Something unique about UALR was that in our classes, we would also have these projects. So, for example, one of my electives was mechatronics. In mechatronics, we were assigned to build a dancing robot, and with this dancing robot we, actually, each group focused on one side of the wheel and with this, we had several different backgrounds: electrical, mechanical, gear ratios, the motor, and all these different things, and we got to come together as a group.. electrical engineers, mechanical engineers, and work on this project very similar to what happens in industry.
And so when I got into industry, I got to see this as well, how the company works on a project as a group and how things slowly come together from the very beginning all the way up to its fruition, and I don’t think my degree would have been nearly as impactful if I did not have this internship. Because originally, I did not plan on staying in Arkansas. I wanted to work at a research company to develop medical devices, and without this, I would not have known that we had a medical device company here in Central Arkansas.
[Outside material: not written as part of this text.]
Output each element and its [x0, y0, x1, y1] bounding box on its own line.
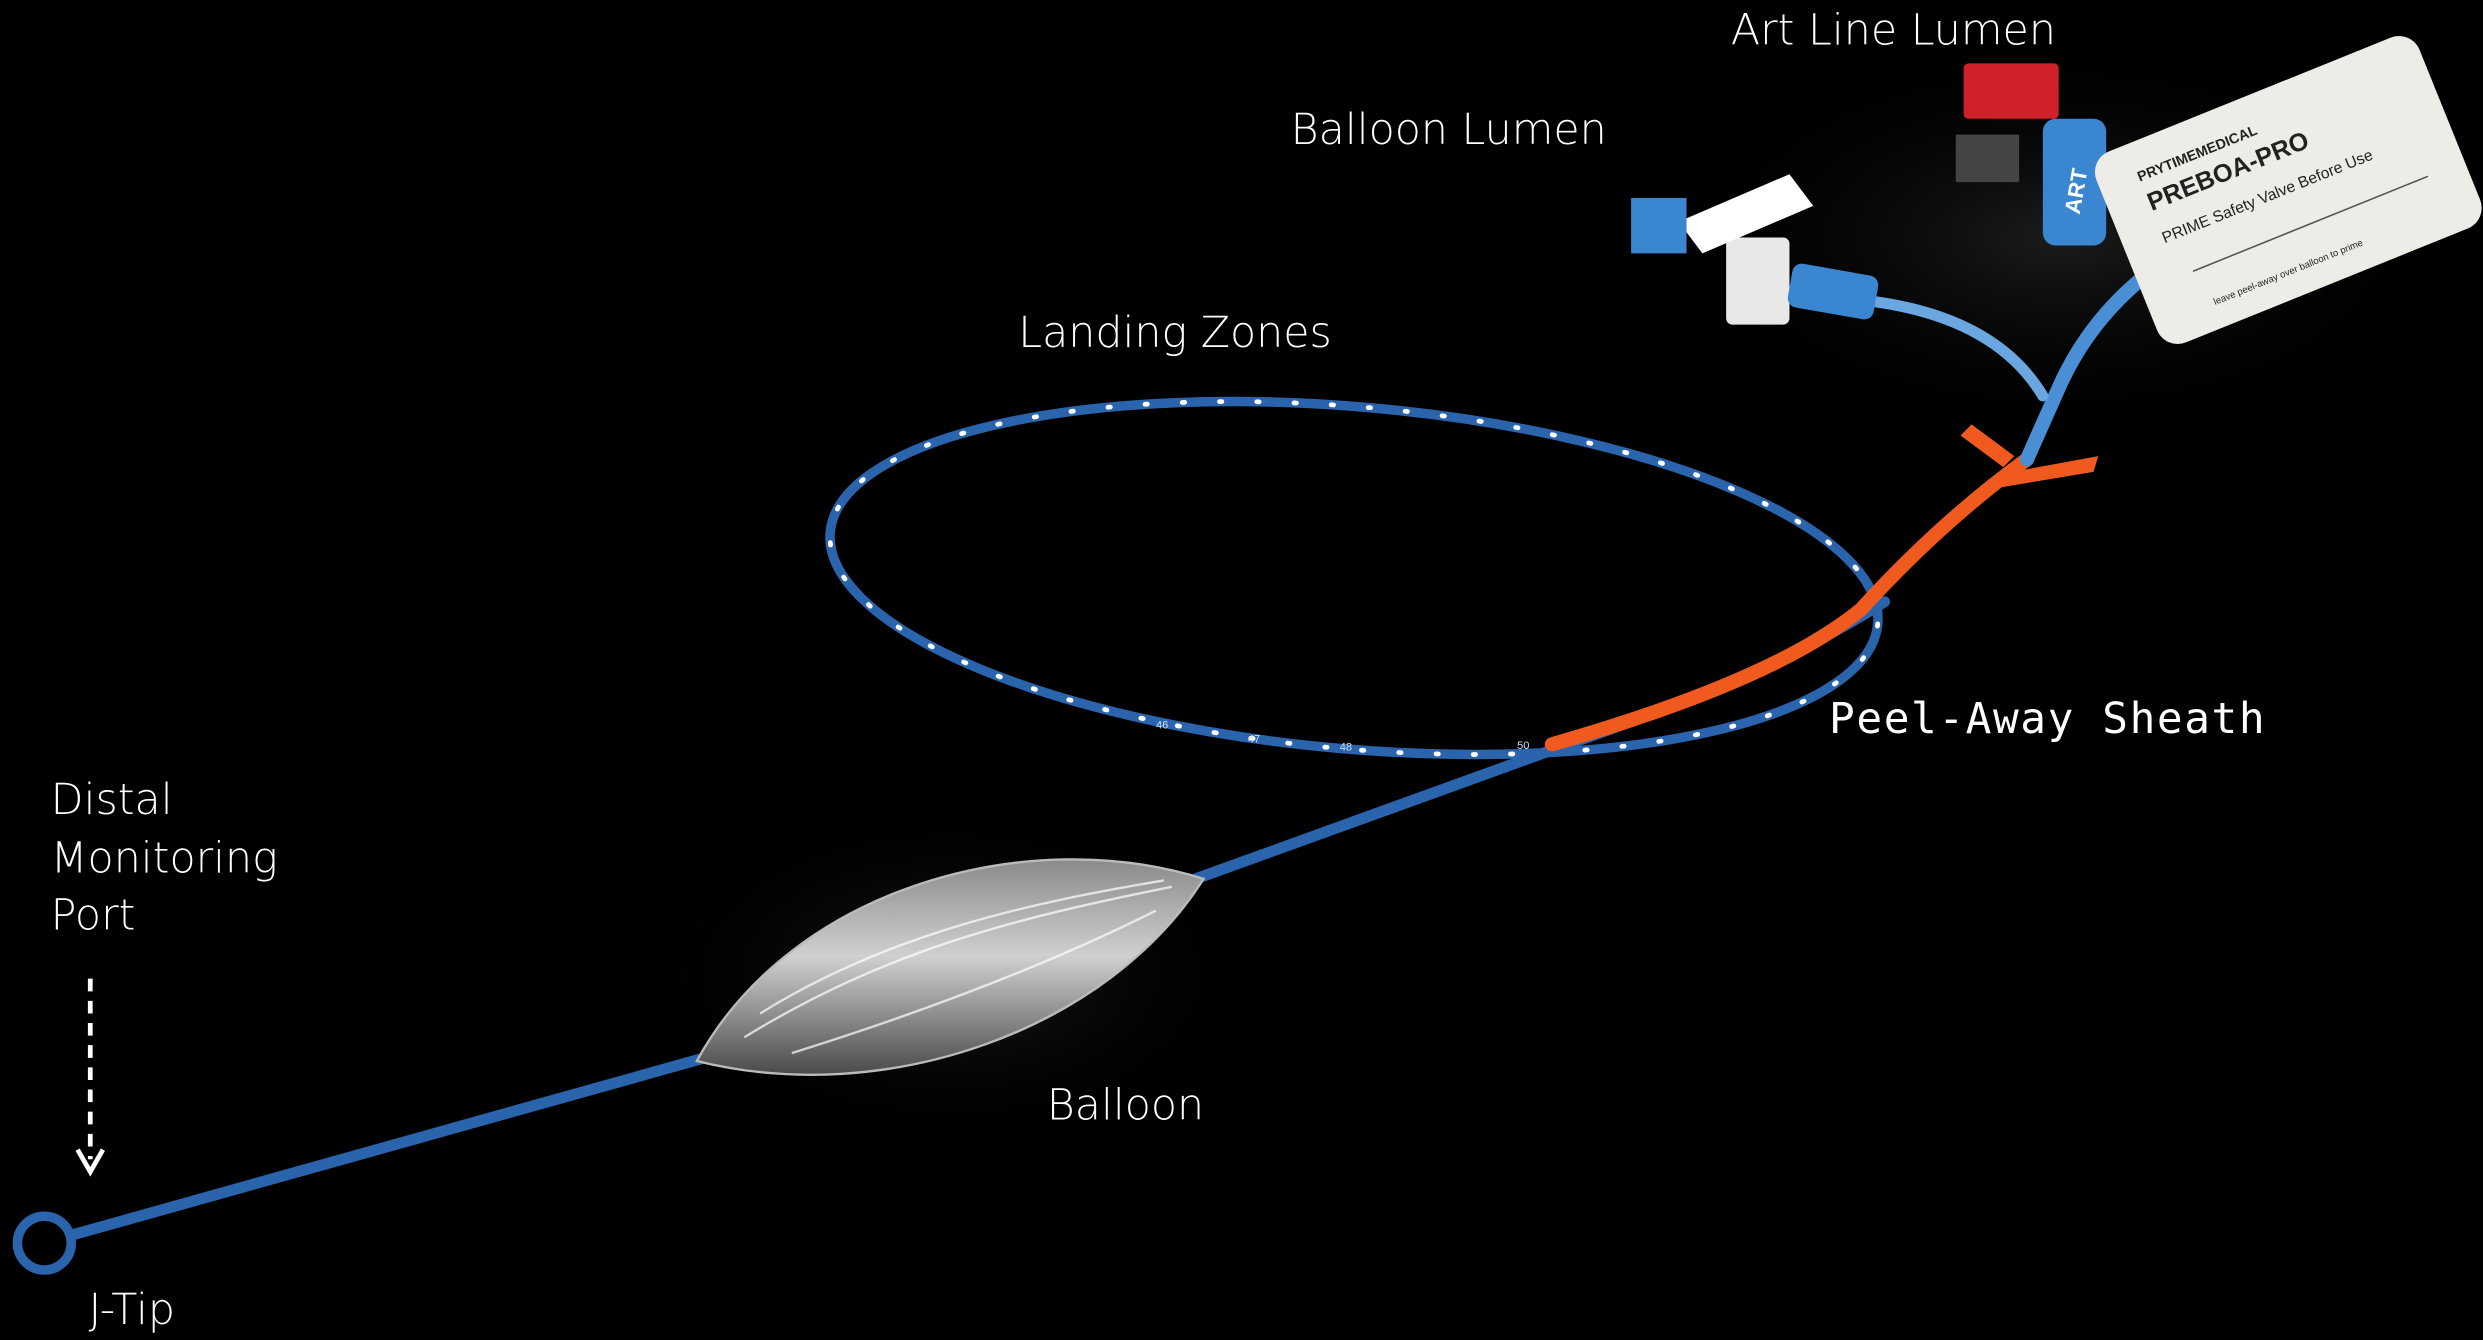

And to relate that even more, one of the other students in my degree plan, Nigel Kelly, he also needed a couple of extra credit hours, and I said, “Hey, why not internship at NuShores Biosciences? It’s a lot of work; it’s very hard, but I feel like you’re going to learn a lot.” And so he did. His original dream and goal was to work for NASA, aerospace industry. When he saw how much work went into designing a concept and working on a project like that just in the medical industry, it completely changed his mind. He now loves NuShores as a full-time student, and he is staying in Arkansas as a result. That wasn’t the original case, and I know this situation with several other people hat I’ve talked to.
By getting to work in these companies and getting to see what’s happening on that surface level, you develop a bond with that company, and you’re able to say, “Hey, I really like what I’m doing,” or “This probably isn’t for me.” Because a lot of students, they’re coming right out of high school; we don’t know what we want you know? It’s brand new. There’s too many options and possibilities. So by actually working with a company and getting to see what you would be doing everyday, it kind of solidifies what your dreams are or what your thought for your career path is. And there are so many different industries around here, you know. Molex, Caterpillar, these are just engineering groups, but to get these guys to work with the university and say “Hey, let me show you what we need and let me contribute back,” it really does keep us in Arkansas, and it just gives us a great opportunity to see what is actually happening out in industry.
So just to relay back, thank you guys so much for letting us talk. I am very grateful to have this opportunity and thank you very much. Thank you.
{Chancellor Drale} I want to thank Stephen, Turner, and Nikki. Those were great presentations. That concludes my campus report, but we will be happy to take any questions, and you can also ask any questions you might have of our students that are here with us today. Thank you all.